Towards the end of 2012, in response to the Communication of the European Commission No. 681/2011 (Renewed strategy of the EU for the period 2011-2014 regarding the social responsibility of companies), the Italian Government presented its National Action Plan on Corporate Social Responsibility for the two-year period 2012-2014. This document, implemented under the auspices of the Department of Labour and Social Policies and the Ministry for Economic Development, first and foremost represents an official summary of the best CSR practices and experiences implemented throughout Italy by public bodies, local authorities, individual or organised companies, research centres, civil society and the tertiary sector. Starting off from this wealth of abundant experience, the Plan’s aim is to outline priority action and measures aimed at pursuing at national aggregate level, with the participation of the stakeholders, sustainability objectives consistent with the wider EU design.

These objectives are listed in six points: 1) increasing the culture of responsibility care of the companies, citizens and area communities; 2) supporting the companies who adopt CSR; 3) contributing towards the enhancement of the market incentives for CSR; 4) furthering the initiatives of the social companies, the third sector and active citizen organisations, and civil society; 5) encouraging the accountability and disclosure of economic, financial, social and environmental information; 6) furthering the CSR via instruments recognised at international level and international co-operation.
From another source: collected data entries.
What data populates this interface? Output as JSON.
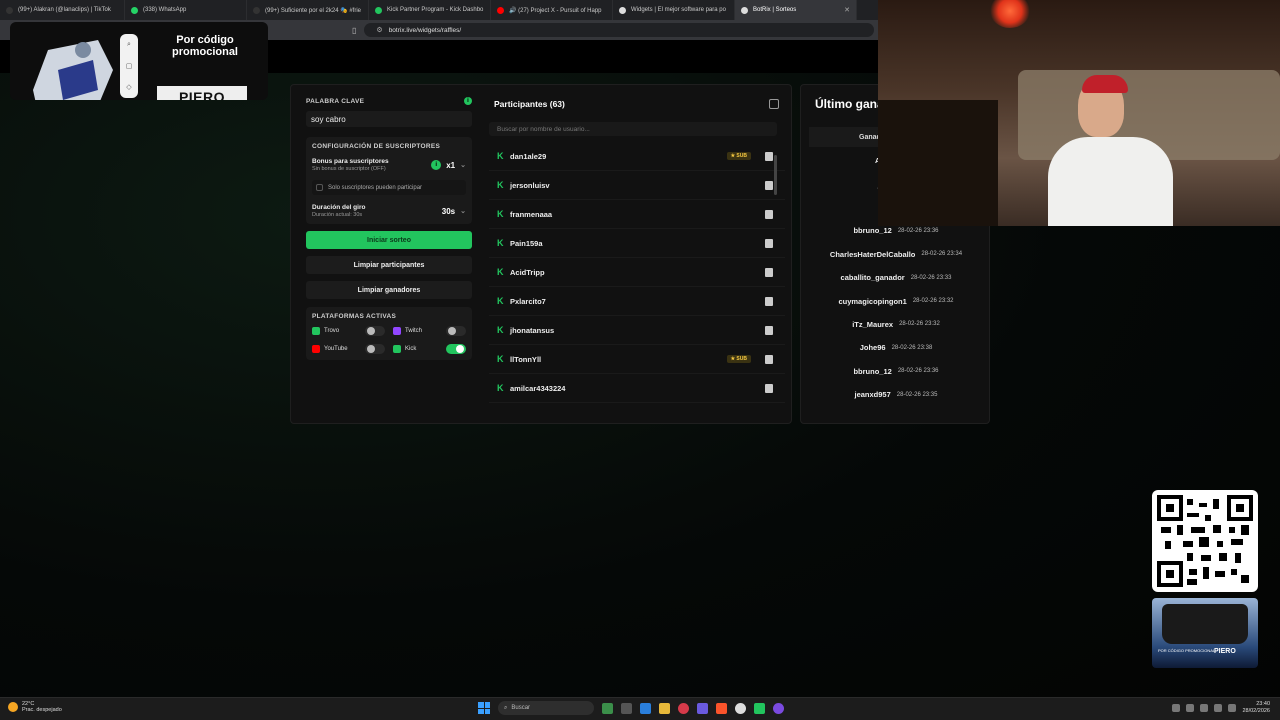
{
  "browser": {
    "tabs": [
      {
        "label": "(99+) Alakran (@lanaclips) | TikTok",
        "color": "#333333"
      },
      {
        "label": "(338) WhatsApp",
        "color": "#25d366"
      },
      {
        "label": "(99+) Suficiente por el 2k24 🎭 #frie",
        "color": "#333333"
      },
      {
        "label": "Kick Partner Program - Kick Dashbo",
        "color": "#22c55e"
      },
      {
        "label": "🔊 (27) Project X - Pursuit of Happ",
        "color": "#ff0000"
      },
      {
        "label": "Widgets | El mejor software para po",
        "color": "#dddddd"
      },
      {
        "label": "BotRix | Sorteos",
        "color": "#dddddd"
      }
    ],
    "url": "botrix.live/widgets/raffles/"
  },
  "promo": {
    "line1": "Por código",
    "line2": "promocional",
    "code": "PIERO"
  },
  "raffle": {
    "keyword_label": "PALABRA CLAVE",
    "keyword_value": "soy cabro",
    "sub_config_label": "CONFIGURACIÓN DE SUSCRIPTORES",
    "bonus_title": "Bonus para suscriptores",
    "bonus_sub": "Sin bonus de suscriptor (OFF)",
    "bonus_value": "x1",
    "only_subs_label": "Solo suscriptores pueden participar",
    "duration_title": "Duración del giro",
    "duration_sub": "Duración actual: 30s",
    "duration_value": "30s",
    "start_button": "Iniciar sorteo",
    "clear_participants": "Limpiar participantes",
    "clear_winners": "Limpiar ganadores",
    "platforms_label": "PLATAFORMAS ACTIVAS",
    "platforms": [
      {
        "name": "Trovo",
        "color": "#22c55e",
        "on": false
      },
      {
        "name": "Twitch",
        "color": "#9146ff",
        "on": false
      },
      {
        "name": "YouTube",
        "color": "#ff0000",
        "on": false
      },
      {
        "name": "Kick",
        "color": "#22c55e",
        "on": true
      }
    ]
  },
  "participants": {
    "title": "Participantes (63)",
    "search_placeholder": "Buscar por nombre de usuario...",
    "sub_badge": "★ SUB",
    "items": [
      {
        "name": "dan1ale29",
        "sub": true
      },
      {
        "name": "jersonluisv",
        "sub": false
      },
      {
        "name": "franmenaaa",
        "sub": false
      },
      {
        "name": "Pain159a",
        "sub": false
      },
      {
        "name": "AcidTripp",
        "sub": false
      },
      {
        "name": "Pxlarcito7",
        "sub": false
      },
      {
        "name": "jhonatansus",
        "sub": false
      },
      {
        "name": "llTonnYll",
        "sub": true
      },
      {
        "name": "amilcar4343224",
        "sub": false
      }
    ]
  },
  "winners": {
    "title": "Último gana",
    "column": "Ganad",
    "items": [
      {
        "name": "Alonsolaval",
        "date": ""
      },
      {
        "name": "jeanxd957",
        "date": ""
      },
      {
        "name": "Johe96",
        "date": ""
      },
      {
        "name": "bbruno_12",
        "date": "28-02-26 23:36"
      },
      {
        "name": "CharlesHaterDelCaballo",
        "date": "28-02-26 23:34"
      },
      {
        "name": "caballito_ganador",
        "date": "28-02-26 23:33"
      },
      {
        "name": "cuymagicopingon1",
        "date": "28-02-26 23:32"
      },
      {
        "name": "iTz_Maurex",
        "date": "28-02-26 23:32"
      },
      {
        "name": "Johe96",
        "date": "28-02-26 23:38"
      },
      {
        "name": "bbruno_12",
        "date": "28-02-26 23:36"
      },
      {
        "name": "jeanxd957",
        "date": "28-02-26 23:35"
      }
    ]
  },
  "promo2": {
    "line": "POR CÓDIGO PROMOCIONAL",
    "code": "PIERO"
  },
  "taskbar": {
    "temp": "22°C",
    "weather": "Prac. despejado",
    "search": "Buscar",
    "time": "23:40",
    "date": "28/02/2026"
  }
}
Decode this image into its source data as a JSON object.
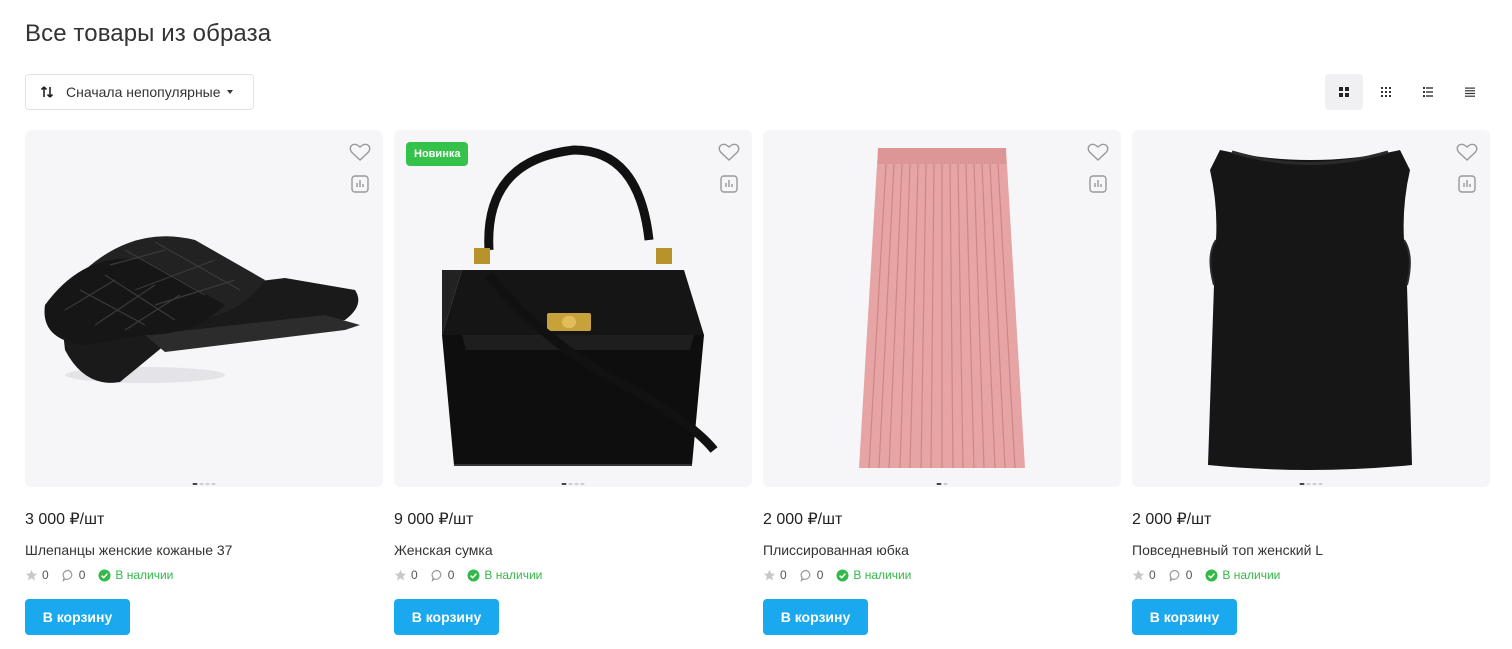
{
  "page": {
    "title": "Все товары из образа"
  },
  "sort": {
    "label": "Сначала непопулярные",
    "icon": "sort-arrows-icon"
  },
  "view_switch": {
    "options": [
      {
        "icon": "grid-large-icon",
        "active": true
      },
      {
        "icon": "grid-small-icon",
        "active": false
      },
      {
        "icon": "list-icon",
        "active": false
      },
      {
        "icon": "table-list-icon",
        "active": false
      }
    ]
  },
  "products": [
    {
      "name": "Шлепанцы женские кожаные 37",
      "price": "3 000",
      "unit": "₽/шт",
      "rating": "0",
      "comments": "0",
      "stock": "В наличии",
      "badge": "",
      "cart_label": "В корзину"
    },
    {
      "name": "Женская сумка",
      "price": "9 000",
      "unit": "₽/шт",
      "rating": "0",
      "comments": "0",
      "stock": "В наличии",
      "badge": "Новинка",
      "cart_label": "В корзину"
    },
    {
      "name": "Плиссированная юбка",
      "price": "2 000",
      "unit": "₽/шт",
      "rating": "0",
      "comments": "0",
      "stock": "В наличии",
      "badge": "",
      "cart_label": "В корзину"
    },
    {
      "name": "Повседневный топ женский L",
      "price": "2 000",
      "unit": "₽/шт",
      "rating": "0",
      "comments": "0",
      "stock": "В наличии",
      "badge": "",
      "cart_label": "В корзину"
    }
  ],
  "colors": {
    "accent": "#1aa9ef",
    "stock_green": "#33b84a",
    "badge_green": "#34c24a",
    "card_bg": "#f6f6f9"
  }
}
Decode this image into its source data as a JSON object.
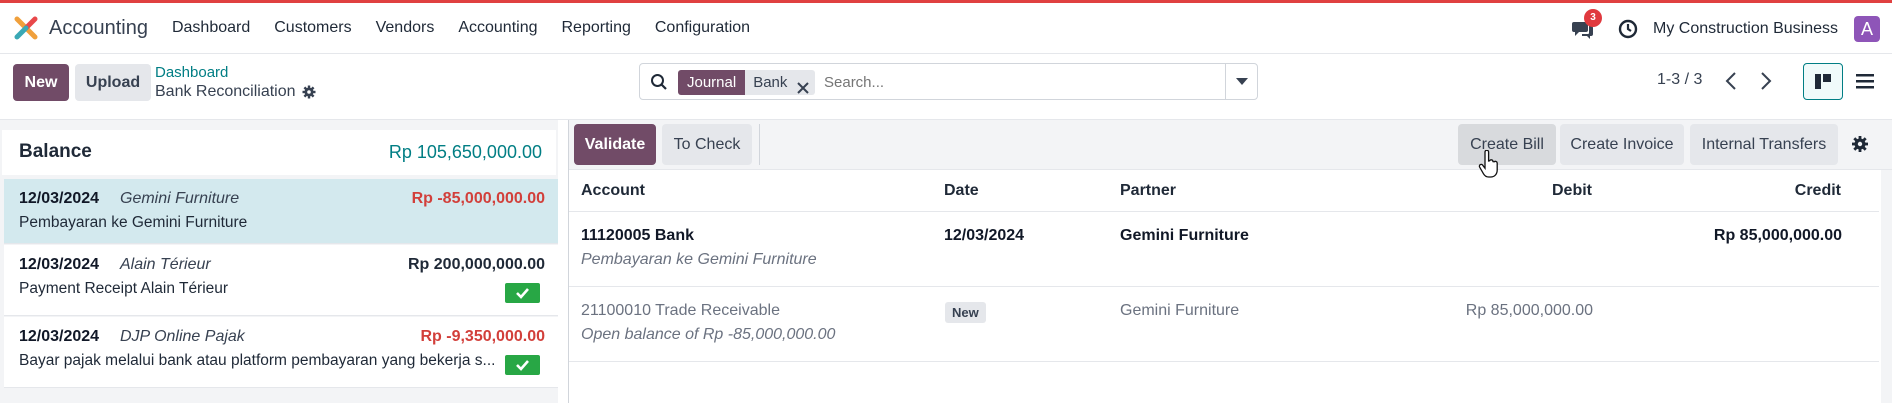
{
  "app": {
    "name": "Accounting"
  },
  "menu": [
    "Dashboard",
    "Customers",
    "Vendors",
    "Accounting",
    "Reporting",
    "Configuration"
  ],
  "systray": {
    "messages_count": "3",
    "company": "My Construction Business",
    "avatar_letter": "A"
  },
  "control": {
    "new_label": "New",
    "upload_label": "Upload",
    "breadcrumb_parent": "Dashboard",
    "breadcrumb_current": "Bank Reconciliation",
    "facet_key": "Journal",
    "facet_value": "Bank",
    "search_placeholder": "Search...",
    "pager": "1-3 / 3"
  },
  "balance": {
    "label": "Balance",
    "amount": "Rp 105,650,000.00"
  },
  "statements": [
    {
      "date": "12/03/2024",
      "partner": "Gemini Furniture",
      "amount": "Rp -85,000,000.00",
      "label": "Pembayaran ke Gemini Furniture",
      "selected": true,
      "reconciled": false
    },
    {
      "date": "12/03/2024",
      "partner": "Alain Térieur",
      "amount": "Rp 200,000,000.00",
      "label": "Payment Receipt Alain Térieur",
      "selected": false,
      "reconciled": true
    },
    {
      "date": "12/03/2024",
      "partner": "DJP Online Pajak",
      "amount": "Rp -9,350,000.00",
      "label": "Bayar pajak melalui bank atau platform pembayaran yang bekerja s...",
      "selected": false,
      "reconciled": true
    }
  ],
  "actions": {
    "validate": "Validate",
    "to_check": "To Check",
    "create_bill": "Create Bill",
    "create_invoice": "Create Invoice",
    "internal_transfers": "Internal Transfers"
  },
  "table": {
    "headers": {
      "account": "Account",
      "date": "Date",
      "partner": "Partner",
      "debit": "Debit",
      "credit": "Credit"
    },
    "rows": [
      {
        "account": "11120005 Bank",
        "label": "Pembayaran ke Gemini Furniture",
        "date": "12/03/2024",
        "partner": "Gemini Furniture",
        "debit": "",
        "credit": "Rp 85,000,000.00"
      },
      {
        "account": "21100010 Trade Receivable",
        "label": "Open balance of Rp -85,000,000.00",
        "badge": "New",
        "partner": "Gemini Furniture",
        "debit": "Rp 85,000,000.00",
        "credit": ""
      }
    ]
  },
  "colors": {
    "primary": "#714b67",
    "teal": "#017e84",
    "negative": "#d23f3a",
    "selected_row": "#d3e9ee"
  }
}
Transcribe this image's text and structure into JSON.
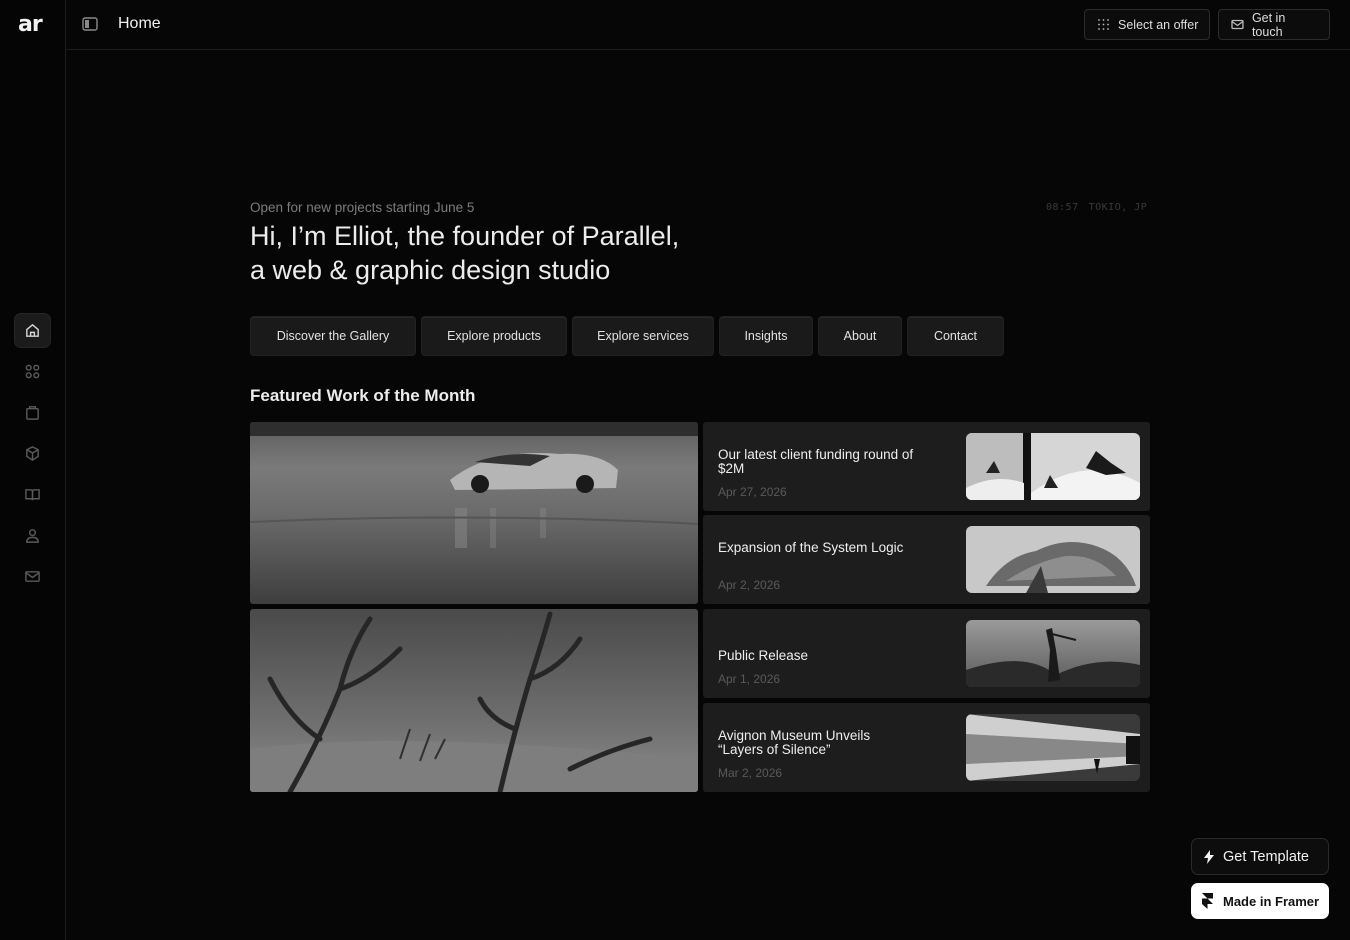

For the purpose of making support for the National action plant more abundant and widespread and in consideration of the multi-disciplinary nature of the subject matters, the government submitted the document for public consultation, requesting the contribution of every party involved, so as to subsequently bring a position which expresses all the aspects of the country system on CSR to the attention of the European bodies, for the very first time.

Box – Legality rating

The Italian Decree Law on “Liberalisation” dated 2012, as amended and converted  finally by Italian Law No.  62/2012, added to the tasks of the Anti-trust authority as an institution suitable for  “furthering the introduction of ethical principles in corporate conduct. In this connection, besides being able to report to national parliament on the law amendments useful for providing a boost to business ethics, the Authority has been appointed to draw up and assign a legality rating system which furthers a renewed, qualified and rewarding observance of the ESG (environmental, social, governance) requirements by companies. The assignment of the rating, in fact, as envisaged by the implementing regulations issued by the same Authority, shall have significant effects on the granting of public funding and access to bank lending. In order to obtain these benefits, the companies who present an application to the Anti-trust authority shall have to demonstrate possession of specific requisites, some of which fundamental as follows: the absence of sentences inflicted with regard to anti-trust, tax matters and with regard to health and safety in the workplace in the two years prior to the request, the correct payment of remuneration and welfare, social security and insurance contributions, as well as compliance with Italian Legislative Decree No.  231/01.

The observance of the afore-mentioned stringent requirements will make it possible for the company to see itself awarded a basic rating which may be increased in concurrence with the existence of additional rewarding elements. Among these, the regulations have included  the adoption of processes aimed at guaranteeing forms of corporate social responsibilityand the inclusion of sustainability indexes.

The impact of these new provisions, which as mentioned will affect the bankability of the companies, extended the methods for assessing the corporate operations, not limiting the same to economic and financial results, but contemplating aspects of legality, management correctness and principles of sustainability.